How to Convert response-time from string to number in Kibana 5.1

cnallapati · April 3, 2017, 1:19am

Hello,

Log data sending response-time in string format. So it is not showing in aggregations unless it's in number format. How to convert string to number in Painless script Kibana or any other alternative options? Please advise.

Thanks,
Chaitanya.

eperry · April 3, 2017, 4:27am

Kibana can with Scripted fields but that is not really converting the field , it is creating a new dynamic field

You need to actually send it to Elastic as a Int and Set the Mapping of your index so the field is a int not string

for example if you groking the field "%{NUMER:responseTime:int} adding the int will make it an integer (you can use float if it is a decimal) or you can do it with the "MUTATE" filter to convert the field from string to whatever

for mappings, consult the Mapping documentation - Good to define your data
https://www.elastic.co/guide/en/elasticsearch/reference/current/mapping.html

you will need to re-index your data to change the mapping (or delete your data and send it in again)
https://www.elastic.co/guide/en/elasticsearch/reference/current/docs-reindex.html

finally , and probably the most CPU intensive way
https://www.elastic.co/guide/en/kibana/current/scripted-fields.html

but I would recommend not doing that it will be slower and higher cpu.

I would Just make sure your data gets sent in to ELK in the right data format and have your mappings set appropriately.

cnallapati · April 3, 2017, 5:24am

Hi Ed,

Thank you !!

Your options would work but our data is coming from AWS CloudWatch logs and I don't have control on Elasticsearch. Can I make string to int in painless script in Kibana? If so can you provide me an example.

Thanks,
Chaitanya

eperry · April 3, 2017, 7:17pm

Thinking about it a little bit more I think I over thought your issue.

You will have to change the Mappings of your index. If you mapping data says "response-time" is a int , Elastic will try to convert the "string" to int. and if your mapping says it is a "String" it will convert int's to strings. So even if you write a painless script it will remain the same type

Changing the mapping will help you on all future data, old history will have to be re-indexed to pickup the new changes but then you don't have to write a script to run all the time you get new data

If you provide me your index's current mapping I can help you make the change
https://www.elastic.co/guide/en/elasticsearch/reference/current/indices-get-mapping.html

cnallapati · April 4, 2017, 3:25pm

Hi Ed, Thank you for your time and advise.
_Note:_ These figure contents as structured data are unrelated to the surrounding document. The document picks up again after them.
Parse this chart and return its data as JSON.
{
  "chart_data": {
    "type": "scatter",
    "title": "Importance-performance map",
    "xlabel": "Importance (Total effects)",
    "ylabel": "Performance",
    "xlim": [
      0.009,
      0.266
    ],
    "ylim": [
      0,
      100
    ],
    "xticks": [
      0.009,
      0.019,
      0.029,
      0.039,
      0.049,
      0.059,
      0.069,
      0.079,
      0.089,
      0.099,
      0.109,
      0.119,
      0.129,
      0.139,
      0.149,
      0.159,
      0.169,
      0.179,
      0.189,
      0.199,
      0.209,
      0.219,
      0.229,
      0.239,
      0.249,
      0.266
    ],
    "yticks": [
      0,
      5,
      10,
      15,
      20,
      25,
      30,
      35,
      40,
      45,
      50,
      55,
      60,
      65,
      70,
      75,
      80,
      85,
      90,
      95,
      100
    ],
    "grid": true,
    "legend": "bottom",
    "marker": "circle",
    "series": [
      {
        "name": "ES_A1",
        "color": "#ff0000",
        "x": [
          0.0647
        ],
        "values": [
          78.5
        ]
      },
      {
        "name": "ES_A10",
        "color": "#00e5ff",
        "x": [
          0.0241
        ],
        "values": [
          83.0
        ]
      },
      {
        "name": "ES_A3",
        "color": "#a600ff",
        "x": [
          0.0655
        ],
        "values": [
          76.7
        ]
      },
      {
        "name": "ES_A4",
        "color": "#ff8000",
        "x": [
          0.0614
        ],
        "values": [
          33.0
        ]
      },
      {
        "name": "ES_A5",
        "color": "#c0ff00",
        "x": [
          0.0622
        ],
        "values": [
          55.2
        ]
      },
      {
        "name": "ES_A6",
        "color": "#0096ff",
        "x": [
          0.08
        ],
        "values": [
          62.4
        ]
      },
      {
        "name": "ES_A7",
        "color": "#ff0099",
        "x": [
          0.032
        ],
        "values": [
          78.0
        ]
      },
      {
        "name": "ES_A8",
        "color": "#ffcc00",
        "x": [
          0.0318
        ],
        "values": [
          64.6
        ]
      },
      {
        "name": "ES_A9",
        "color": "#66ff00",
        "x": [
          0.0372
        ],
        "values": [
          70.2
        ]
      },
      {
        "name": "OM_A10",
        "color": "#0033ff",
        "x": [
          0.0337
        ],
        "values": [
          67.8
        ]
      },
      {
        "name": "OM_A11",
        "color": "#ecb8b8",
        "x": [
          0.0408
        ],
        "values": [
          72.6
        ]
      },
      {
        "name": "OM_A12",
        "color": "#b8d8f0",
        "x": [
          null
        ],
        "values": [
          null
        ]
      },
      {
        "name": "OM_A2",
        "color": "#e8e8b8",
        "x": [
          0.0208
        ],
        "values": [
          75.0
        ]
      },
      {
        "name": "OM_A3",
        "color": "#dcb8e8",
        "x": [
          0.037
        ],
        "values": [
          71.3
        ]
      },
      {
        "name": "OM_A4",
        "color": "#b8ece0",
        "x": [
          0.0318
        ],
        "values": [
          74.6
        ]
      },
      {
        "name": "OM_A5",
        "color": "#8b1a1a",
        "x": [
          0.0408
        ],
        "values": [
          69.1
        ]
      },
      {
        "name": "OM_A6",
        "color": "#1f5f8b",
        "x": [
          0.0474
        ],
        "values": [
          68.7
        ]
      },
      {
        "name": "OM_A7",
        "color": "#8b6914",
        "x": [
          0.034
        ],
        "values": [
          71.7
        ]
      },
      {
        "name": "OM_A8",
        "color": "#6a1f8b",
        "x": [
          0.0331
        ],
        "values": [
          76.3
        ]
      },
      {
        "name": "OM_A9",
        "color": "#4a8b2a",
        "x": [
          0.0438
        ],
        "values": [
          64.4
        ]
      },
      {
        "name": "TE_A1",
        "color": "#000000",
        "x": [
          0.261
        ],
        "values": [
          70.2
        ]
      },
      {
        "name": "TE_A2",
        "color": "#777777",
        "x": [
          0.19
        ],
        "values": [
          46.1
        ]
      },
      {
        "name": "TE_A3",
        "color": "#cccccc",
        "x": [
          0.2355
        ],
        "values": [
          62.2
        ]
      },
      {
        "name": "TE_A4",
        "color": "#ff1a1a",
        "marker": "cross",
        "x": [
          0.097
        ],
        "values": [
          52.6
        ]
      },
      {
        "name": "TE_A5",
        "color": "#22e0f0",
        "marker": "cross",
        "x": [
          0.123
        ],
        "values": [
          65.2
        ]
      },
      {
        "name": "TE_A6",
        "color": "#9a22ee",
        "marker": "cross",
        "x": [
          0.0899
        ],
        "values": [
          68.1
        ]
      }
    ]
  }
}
In index, getting response-time as string. Please advise how to mapping it to int.
{
"cwl-2017.03.21": {
"mappings": {
"retail-rtmstack-dev-logsgroup": {
"properties": {
"@id": {
"type": "text",
"fields": {
"keyword": {
"type": "keyword",
"ignore_above": 256
}
}
},
"@log_group": {
"type": "text",
"fields": {
"keyword": {
"type": "keyword",
"ignore_above": 256
}
}
},
"@log_stream": {
"type": "text",
"fields": {
"keyword": {
"type": "keyword",
"ignore_above": 256
}
}
},
"@message": {
"type": "text",
"fields": {
"keyword": {
"type": "keyword",
"ignore_above": 256
}
}
},
"@owner": {
"type": "text",
"fields": {
"keyword": {
"type": "keyword",
"ignore_above": 256
}
}
},
"@timestamp": {
"type": "date"
},
"response-time": {
"type": "text",
"fields": {
"keyword": {
"type": "keyword",
"ignore_above": 256
}
}
},

Thanks,
Chaitanya

eperry · April 4, 2017, 3:44pm

just change the type for your field from text to "Integer" or if it is a float to float
https://www.elastic.co/guide/en/elasticsearch/reference/current/number.html

Btw, now you have to make this file a template , its bacically just adding the "template matching" and any additional information you need when the index is created

https://www.elastic.co/guide/en/elasticsearch/reference/current/indices-templates.html

  "template" : "<indexname>*",
  "mappings" : {

and then load your mapping back in to the index
https://www.elastic.co/guide/en/elasticsearch/reference/current/indices-put-mapping.html

cnallapati · April 5, 2017, 9:21pm

Hi Ed,

Thank you for the details. I gone through the links but I am missing something. If you don't mind, can you provide step by step with the index data.

Thanks,
Chaitanya.

eperry · April 6, 2017, 4:32pm

I am not able to write a full tutorial on this for you, you may want to try googling are reading the rest of the docs.
It is pretty easy to do but it is a wide subject

I did a quick google and saw this

or maybe this too

system · May 4, 2017, 4:32pm

This topic was automatically closed 28 days after the last reply. New replies are no longer allowed.